Informatisation des fichiers gérés par le secrétariat d'Etat aux anciens combattants

11e législature

Question écrite n° 04140 de M. Emmanuel Hamel (Rhône - RPR)

publiée dans le JO Sénat du 06/11/1997 - page 3035

M. Emmanuel Hamel attire l'attention de M. le secrétaire d'Etat aux anciens combattants sur la proposition faite à la page 32, quatrième alinéa, du rapport, annexé au procès-verbal de la séance du 1er octobre 1997, d'un sénateur sur la politique de la mémoire menée par le ministère des anciens combattants et victimes de guerre d'" informatiser l'ensemble des fichiers gérés par le ministère des anciens combattants ". Il lui demande quelle est sa réaction face à cette proposition et s'il envisage de prendre des mesures pour que soient informatisés tous les fichiers gérés par son secrétariat d'Etat, car comme le précise l'auteur du rapport, l'informatisation " constitue un gain de temps considérable et assure une plus grande sécurité dans le maintien des dossiers ".

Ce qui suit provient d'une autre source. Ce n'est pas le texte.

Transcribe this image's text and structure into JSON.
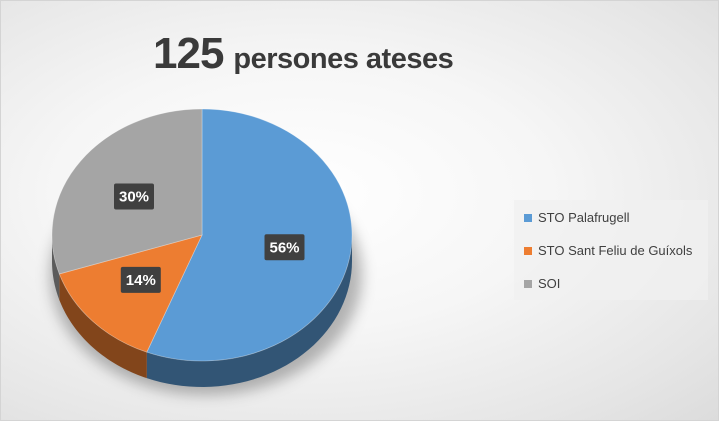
{
  "title": {
    "number": "125",
    "text": "persones ateses"
  },
  "chart_data": {
    "type": "pie",
    "title": "125 persones ateses",
    "categories": [
      "STO Palafrugell",
      "STO Sant Feliu de Guíxols",
      "SOI"
    ],
    "values": [
      56,
      14,
      30
    ],
    "labels": [
      "56%",
      "14%",
      "30%"
    ],
    "colors": [
      "#5b9bd5",
      "#ed7d31",
      "#a5a5a5"
    ],
    "legend_position": "right"
  }
}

Réponse du ministère : Anciens combattants

publiée dans le JO Sénat du 05/03/1998 - page 748

Réponse. - Le secrétariat d'Etat aux anciens combattants se doit, en effet, à la fin du XXe siècle de constituer un système d'information moderne concernant des données dont il est le seul détenteur. Les quelque 300 registres des nécropoles et carrés communaux, dispersés dans les " secteurs " des vingt directions interdépartementales (DI), sont en cours d'informatisation avec un logiciel uniforme. La CNIL vient d'autoriser cette application. Par ailleurs, la délégation à la mémoire et à l'information historique doit faire face à une énorme demande d'information de la part des familles des victimes des grands conflits contemporains, d'une part, et d'historiens d'autre part. Les archives dont elle dispose représentent un fichier-papier d'environ trois millions de fiches cartonnées dont la lisibilité devient difficile. D'où la mise en oeuvre, en cours de réalisation, de l'informatisation de l'ensemble du fichier 1914-1918, dans une première phase, qui comporte un million quatre cent mille fiches. Ce travail de longue haleine prendra plusieurs années. Dans une deuxième phase, il est prévu d'établir la connexion entre les deux programmes informatiques " registres des nécropoles " et " fichier 1914-1918 ", conçus avec le même logiciel, afin de permettre aux services de trouver rapidement l'état-civil d'une victime de guerre et de localiser, en même temps, sa sépulture. D'autres projets sont en cours d'étude en ce qui concerne les victimes de la Seconde Guerre mondiale.